Similarly, machine learning enables software ingest millions of data points – far more than a person can experience in a lifetime, and rearrange them to create something new. Generative Adversarial Network uses convolutional neural networks to replicate human creativity. Its results improve as it learns, leading many to say that AI is creative.
Others attest that creativity comes from having new experiences. But in some ways, writing about what happens to you or drawing what you see is the opposite of creativity; in your own creative collections is the ability to create something new in addition to taking notes.
Since AI will never be able to overcome death or travel in a rickshaw, any story it writes is completely fictional. Some would say that makes it more creative than, say, a person writing a dramatized account of an adventure they had.

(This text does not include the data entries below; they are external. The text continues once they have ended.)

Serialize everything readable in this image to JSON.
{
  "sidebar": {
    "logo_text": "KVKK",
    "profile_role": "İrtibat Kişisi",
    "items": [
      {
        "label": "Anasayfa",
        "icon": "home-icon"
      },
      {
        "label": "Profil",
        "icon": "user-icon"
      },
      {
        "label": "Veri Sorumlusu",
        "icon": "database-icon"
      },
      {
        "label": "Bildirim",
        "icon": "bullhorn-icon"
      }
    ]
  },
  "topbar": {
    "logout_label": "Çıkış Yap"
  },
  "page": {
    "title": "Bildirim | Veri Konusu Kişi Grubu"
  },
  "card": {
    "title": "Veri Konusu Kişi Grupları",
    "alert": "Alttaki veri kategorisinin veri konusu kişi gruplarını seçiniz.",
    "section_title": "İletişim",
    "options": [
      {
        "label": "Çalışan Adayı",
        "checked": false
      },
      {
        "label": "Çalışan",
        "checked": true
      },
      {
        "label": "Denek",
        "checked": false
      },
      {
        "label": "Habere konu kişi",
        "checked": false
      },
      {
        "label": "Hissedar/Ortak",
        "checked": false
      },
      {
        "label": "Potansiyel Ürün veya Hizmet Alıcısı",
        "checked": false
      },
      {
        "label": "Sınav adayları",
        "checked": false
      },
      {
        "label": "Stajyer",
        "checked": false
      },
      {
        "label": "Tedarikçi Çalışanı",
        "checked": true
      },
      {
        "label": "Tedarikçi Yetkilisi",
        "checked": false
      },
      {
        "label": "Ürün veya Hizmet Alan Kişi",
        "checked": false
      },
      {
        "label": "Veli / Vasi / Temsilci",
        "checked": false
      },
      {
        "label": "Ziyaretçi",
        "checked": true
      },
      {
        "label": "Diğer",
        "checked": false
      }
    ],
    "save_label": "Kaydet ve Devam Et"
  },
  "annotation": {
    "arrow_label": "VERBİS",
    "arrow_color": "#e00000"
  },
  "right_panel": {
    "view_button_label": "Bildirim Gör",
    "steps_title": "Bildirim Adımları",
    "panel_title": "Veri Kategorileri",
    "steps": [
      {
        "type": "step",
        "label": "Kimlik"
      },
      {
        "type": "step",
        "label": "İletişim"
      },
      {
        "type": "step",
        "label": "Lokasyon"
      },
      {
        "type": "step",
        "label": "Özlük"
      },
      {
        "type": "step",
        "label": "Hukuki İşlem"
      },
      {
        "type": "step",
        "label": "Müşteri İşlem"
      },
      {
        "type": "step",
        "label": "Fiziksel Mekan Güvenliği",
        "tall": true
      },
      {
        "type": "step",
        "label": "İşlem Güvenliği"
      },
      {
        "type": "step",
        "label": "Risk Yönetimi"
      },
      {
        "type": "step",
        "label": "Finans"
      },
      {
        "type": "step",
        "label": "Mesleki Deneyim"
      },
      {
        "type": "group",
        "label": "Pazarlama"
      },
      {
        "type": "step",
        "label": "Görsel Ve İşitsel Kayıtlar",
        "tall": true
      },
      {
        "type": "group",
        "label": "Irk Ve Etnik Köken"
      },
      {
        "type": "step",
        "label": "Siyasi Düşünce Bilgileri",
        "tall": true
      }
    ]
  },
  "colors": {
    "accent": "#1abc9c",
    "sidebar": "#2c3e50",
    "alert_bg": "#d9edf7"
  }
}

But new experiences also make people think about the world in a different way, not just as a basis for stories. Visiting a monastery or caring for a sick spouse can trigger previously unknown emotions or thoughts that lead to self-reflection, which is one definition of creativity.
Will AI ever be creative?
It depends on how you define creativity. In many ways, neural networks act like the human brain, and you can draw parallels between humans and AI programs generating ideas. But if creativity requires self-expression, then artificial intelligence is definitely not creative, because it neither feels nor needs to express itself. It just does what you ask of it.
The AI software has no internal cues like sadness, joy or anger to inspire it to write songs. It has no religious beliefs, favorite tastes, desires, fears, hopes or dreams. It’s like a brain in a jar on a long-forgotten shelf, perfectly preserved and numb, always looking outward through a cloud of formaldehyde. He always needs someone to guide him. Without human ideas, it’s not going anywhere anytime soon.
Room upstairs
It is possible that artificial intelligence may one day surpass human creativity and intelligence. If people panicked when chimpanzees bent a few sticks, their collective egos could be crushed if computers started writing better poetry than they could.
Maybe it won’t be the end of the world, though. There’s something to be said for learning to accept your limitations. Regardless of whether AI can become truly creative or not, humans can eventually get behind the fact that they created AI in the first place without our input, it will just be a few lines of code.